Athlete backgrounds and notable performances
Fearnley, 32, is a four-time New York champion who swept to consecutive victories in 2006 to 2009. His 2006 winning time of 1 hour, 29 minutes, and 22 seconds is still the course record. This year, Fearnley won his second Virgin London crown and finished fifth in Boston. The three-time Paralympian is the ambassador for the Day of Difference Foundation and International Day of People with a Disability. This will be his eighth appearance in New York.
Cassidy, 28, has won three of the four World Marathon Majors crowns in his career: Virgin London in 2010; Boston and Bank of America Chicago in 2012. This will be his sixth appearance in New York.
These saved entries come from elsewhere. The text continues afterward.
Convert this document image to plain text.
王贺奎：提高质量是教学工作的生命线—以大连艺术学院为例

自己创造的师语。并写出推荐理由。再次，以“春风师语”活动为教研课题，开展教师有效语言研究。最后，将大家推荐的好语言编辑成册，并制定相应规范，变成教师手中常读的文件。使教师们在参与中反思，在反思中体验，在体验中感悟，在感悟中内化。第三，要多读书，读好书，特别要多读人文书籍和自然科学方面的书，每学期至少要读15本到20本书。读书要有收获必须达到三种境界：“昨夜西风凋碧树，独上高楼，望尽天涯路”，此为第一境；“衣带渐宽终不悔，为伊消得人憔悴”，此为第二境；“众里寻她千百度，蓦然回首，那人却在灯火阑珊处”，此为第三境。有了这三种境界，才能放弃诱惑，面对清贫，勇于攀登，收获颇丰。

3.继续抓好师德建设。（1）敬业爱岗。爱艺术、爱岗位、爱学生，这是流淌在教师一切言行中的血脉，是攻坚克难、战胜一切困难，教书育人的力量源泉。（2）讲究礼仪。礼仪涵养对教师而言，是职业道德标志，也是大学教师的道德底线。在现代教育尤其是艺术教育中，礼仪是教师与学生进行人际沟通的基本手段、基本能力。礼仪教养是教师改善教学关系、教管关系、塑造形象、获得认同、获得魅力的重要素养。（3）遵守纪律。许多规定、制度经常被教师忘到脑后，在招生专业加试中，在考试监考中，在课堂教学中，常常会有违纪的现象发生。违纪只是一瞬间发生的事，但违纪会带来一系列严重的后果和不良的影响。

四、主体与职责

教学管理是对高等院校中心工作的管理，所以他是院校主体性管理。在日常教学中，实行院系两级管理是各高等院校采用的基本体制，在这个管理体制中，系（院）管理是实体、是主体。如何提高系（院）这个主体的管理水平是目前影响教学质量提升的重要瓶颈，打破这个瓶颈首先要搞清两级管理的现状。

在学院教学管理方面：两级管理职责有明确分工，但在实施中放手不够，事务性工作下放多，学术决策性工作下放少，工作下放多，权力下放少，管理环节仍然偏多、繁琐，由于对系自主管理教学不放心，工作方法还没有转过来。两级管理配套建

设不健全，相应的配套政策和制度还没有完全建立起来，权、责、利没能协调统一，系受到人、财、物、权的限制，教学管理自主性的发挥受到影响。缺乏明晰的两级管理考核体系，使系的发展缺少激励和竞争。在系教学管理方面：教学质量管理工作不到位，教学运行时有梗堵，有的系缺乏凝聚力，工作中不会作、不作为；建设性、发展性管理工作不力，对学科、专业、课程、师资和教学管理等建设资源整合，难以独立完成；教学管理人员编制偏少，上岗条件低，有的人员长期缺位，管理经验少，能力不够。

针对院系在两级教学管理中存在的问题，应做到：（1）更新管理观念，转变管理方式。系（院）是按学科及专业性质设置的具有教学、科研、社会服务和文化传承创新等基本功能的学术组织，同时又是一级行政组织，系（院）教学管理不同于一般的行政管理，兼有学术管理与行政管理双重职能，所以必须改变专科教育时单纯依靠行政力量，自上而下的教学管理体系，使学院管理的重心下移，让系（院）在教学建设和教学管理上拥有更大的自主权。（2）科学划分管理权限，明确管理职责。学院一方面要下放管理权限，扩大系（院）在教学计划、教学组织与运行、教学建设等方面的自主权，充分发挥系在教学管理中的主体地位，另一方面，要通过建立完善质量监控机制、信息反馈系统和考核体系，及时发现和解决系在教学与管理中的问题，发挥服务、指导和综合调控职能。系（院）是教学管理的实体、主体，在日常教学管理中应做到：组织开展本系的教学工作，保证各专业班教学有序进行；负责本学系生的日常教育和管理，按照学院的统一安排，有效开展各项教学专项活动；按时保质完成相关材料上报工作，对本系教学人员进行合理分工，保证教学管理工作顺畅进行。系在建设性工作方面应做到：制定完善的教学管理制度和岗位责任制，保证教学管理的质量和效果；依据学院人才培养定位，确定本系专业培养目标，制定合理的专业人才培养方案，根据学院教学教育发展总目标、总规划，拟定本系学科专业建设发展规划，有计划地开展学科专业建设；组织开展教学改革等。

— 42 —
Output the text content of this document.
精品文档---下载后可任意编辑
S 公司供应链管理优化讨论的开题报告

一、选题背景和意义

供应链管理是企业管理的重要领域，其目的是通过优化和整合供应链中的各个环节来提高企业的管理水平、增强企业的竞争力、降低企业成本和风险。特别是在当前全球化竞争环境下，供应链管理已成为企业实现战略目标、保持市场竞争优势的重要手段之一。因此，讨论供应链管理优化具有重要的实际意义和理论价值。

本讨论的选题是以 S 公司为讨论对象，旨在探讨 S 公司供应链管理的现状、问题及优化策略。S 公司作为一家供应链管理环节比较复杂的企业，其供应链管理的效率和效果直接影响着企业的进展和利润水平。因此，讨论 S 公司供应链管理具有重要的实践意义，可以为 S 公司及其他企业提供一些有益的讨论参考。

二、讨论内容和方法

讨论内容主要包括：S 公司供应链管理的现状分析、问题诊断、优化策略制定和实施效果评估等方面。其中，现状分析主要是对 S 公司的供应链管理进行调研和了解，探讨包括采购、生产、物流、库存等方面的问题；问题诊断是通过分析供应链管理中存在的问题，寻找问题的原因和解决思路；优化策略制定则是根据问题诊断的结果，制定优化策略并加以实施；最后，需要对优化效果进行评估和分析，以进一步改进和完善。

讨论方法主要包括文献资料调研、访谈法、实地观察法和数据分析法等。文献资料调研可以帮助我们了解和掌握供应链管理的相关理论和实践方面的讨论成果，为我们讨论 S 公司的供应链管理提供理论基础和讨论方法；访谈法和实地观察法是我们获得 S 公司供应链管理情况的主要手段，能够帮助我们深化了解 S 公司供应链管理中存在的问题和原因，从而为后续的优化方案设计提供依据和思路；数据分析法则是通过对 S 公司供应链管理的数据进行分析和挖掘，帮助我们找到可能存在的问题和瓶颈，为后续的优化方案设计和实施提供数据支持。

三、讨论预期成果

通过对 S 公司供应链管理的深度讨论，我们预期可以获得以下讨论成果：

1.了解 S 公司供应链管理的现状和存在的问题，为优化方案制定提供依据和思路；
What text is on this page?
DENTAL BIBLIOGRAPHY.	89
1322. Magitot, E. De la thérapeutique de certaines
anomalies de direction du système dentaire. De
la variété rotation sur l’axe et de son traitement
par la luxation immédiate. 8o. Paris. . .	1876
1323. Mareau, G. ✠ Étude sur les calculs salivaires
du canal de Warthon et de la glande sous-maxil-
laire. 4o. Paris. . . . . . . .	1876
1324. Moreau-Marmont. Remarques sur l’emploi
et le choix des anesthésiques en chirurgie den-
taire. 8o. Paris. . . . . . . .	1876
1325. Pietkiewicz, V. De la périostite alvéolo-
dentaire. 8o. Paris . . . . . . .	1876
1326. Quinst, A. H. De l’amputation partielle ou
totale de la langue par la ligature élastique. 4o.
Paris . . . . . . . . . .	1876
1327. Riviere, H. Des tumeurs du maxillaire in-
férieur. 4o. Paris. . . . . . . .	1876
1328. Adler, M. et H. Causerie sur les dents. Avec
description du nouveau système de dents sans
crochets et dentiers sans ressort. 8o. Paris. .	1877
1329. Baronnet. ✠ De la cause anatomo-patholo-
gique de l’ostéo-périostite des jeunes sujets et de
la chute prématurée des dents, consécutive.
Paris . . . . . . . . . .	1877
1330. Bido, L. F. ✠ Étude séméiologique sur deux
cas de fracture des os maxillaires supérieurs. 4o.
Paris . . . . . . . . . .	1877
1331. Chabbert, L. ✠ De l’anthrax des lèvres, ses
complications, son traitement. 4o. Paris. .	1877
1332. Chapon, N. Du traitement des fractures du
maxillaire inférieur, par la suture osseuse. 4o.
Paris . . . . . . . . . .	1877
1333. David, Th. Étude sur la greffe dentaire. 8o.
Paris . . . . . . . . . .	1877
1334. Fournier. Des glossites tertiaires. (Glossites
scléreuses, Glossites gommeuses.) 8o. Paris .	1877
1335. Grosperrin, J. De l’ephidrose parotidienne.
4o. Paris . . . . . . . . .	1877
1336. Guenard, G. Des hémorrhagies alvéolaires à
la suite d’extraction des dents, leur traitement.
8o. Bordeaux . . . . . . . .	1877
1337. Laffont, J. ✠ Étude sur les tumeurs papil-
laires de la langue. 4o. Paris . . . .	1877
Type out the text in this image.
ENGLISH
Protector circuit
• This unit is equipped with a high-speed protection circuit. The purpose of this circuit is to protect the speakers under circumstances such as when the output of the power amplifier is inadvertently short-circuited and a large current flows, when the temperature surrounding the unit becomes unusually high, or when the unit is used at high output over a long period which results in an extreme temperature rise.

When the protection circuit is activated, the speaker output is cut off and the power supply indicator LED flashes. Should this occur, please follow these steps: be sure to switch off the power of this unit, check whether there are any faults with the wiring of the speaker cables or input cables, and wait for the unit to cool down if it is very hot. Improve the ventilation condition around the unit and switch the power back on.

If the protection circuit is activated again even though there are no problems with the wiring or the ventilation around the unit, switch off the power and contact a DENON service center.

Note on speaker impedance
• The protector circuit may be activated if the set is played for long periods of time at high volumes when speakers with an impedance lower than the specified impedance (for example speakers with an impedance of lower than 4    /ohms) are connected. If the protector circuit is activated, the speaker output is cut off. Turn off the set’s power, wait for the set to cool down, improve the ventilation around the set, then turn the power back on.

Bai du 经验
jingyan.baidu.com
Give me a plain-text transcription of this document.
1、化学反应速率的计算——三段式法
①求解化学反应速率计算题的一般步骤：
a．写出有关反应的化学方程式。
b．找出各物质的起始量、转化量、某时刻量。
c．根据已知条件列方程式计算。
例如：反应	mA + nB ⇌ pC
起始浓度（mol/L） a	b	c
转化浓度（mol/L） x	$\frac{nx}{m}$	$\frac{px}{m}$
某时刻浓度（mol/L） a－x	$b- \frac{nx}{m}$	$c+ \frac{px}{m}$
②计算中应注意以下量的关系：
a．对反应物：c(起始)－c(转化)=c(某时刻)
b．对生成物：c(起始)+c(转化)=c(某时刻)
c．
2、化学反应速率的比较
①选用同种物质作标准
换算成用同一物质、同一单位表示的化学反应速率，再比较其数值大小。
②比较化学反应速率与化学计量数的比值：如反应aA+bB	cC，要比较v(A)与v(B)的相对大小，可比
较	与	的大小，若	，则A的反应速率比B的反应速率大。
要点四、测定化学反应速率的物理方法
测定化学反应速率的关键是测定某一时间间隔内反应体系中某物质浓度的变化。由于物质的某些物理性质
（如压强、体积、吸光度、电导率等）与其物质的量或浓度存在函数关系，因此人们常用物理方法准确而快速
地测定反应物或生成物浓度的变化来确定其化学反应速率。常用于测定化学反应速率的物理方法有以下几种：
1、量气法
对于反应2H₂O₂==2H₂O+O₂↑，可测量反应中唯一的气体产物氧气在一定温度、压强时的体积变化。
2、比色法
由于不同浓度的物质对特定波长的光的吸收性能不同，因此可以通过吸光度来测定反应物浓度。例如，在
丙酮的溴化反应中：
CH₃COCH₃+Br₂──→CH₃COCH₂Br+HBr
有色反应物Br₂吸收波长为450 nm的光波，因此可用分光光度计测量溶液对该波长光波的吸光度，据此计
He set the all-conditions world record of 1:18:25 in Boston in 2012. He was second in the Great North Run on September 15 with a time of 45:21. The holder of the Canadian national records for every distance from 1500m to the marathon, Cassidy is also a professional illustrator.
Soejima, 43, is the returning New York champion from 2011, when he became the first Japanese winner of any division of the New York City Marathon. His career best of 1:18:50, set in winning Boston in 2011, is the third-fastest time ever. Soey has thrived in NYC, with three more top-five finishes in addition to his win. He is also a five-time Tokyo Marathon winner.
Wolf-Hunkeler, 41, is the grande dame of New York, with a record five titles: 2004, 2005, 2007, 2008, and 2009. She has set the New York course record twice and has won in Boston twice. Wolf-Hunkeler is the 2008 Beijing Paralympic marathon gold medalist. She has a young daughter, Elin.
Van Dyk, 40, has won a record nine Boston Marathon titles and was the 2005 New York winner. This year, he was runner-up in Boston and third at in London. His all-conditions world record was lowered by two seconds last year by Josh Cassidy in Boston. In 2006, Van Dyk was named the Laureus World Sports Awards Sportsperson of the Year with a Disability and has represented South Africa in every Paralympics since 1992.
Yamamoto, 47, won the 2013 Boston Marathon in 1:25:33 and came back a week later to finish eighth at the Virgin London Marathon.
Sauvage, 40, is an Australian national hero. She won two gold medals and a silver at the 2000 Sydney Paralympics. She has been honored many times in Australia for her athletic achievements, including four-time Australian Paralympian of the Year awards. Sauvage is a four-time Boston Marathon champion (1997-99, 2001); her battles with Jean Driscoll in Boston through the 1990s are legendary.
Nationally, the ING New York City Marathon will be presented on ESPN2 and ESPN Deportes+ from 9:00 a.m. to 12:30 p.m. ET. The race will also be available via WatchESPN for those who have video subscriptions from affiliated providers. Locally, New Yorkers can watch the race on ABC7 or 7online.com
NYRR's premier event, the ING New York City Marathon is the most loved and most inclusive marathon in the world, attracting elite athletes and recreational runners alike for the challenge and thrill of a lifetime. The race has grown tremendously since it began in 1970 with just 127 runners racing four laps of Central Park. Now, more than 48,000 participants from all over the globe flock to New York City every November for an adrenaline-filled road tour of all five boroughs, starting on Staten Island at the foot of the Verrazano-Narrows Bridge and ending in Central Park.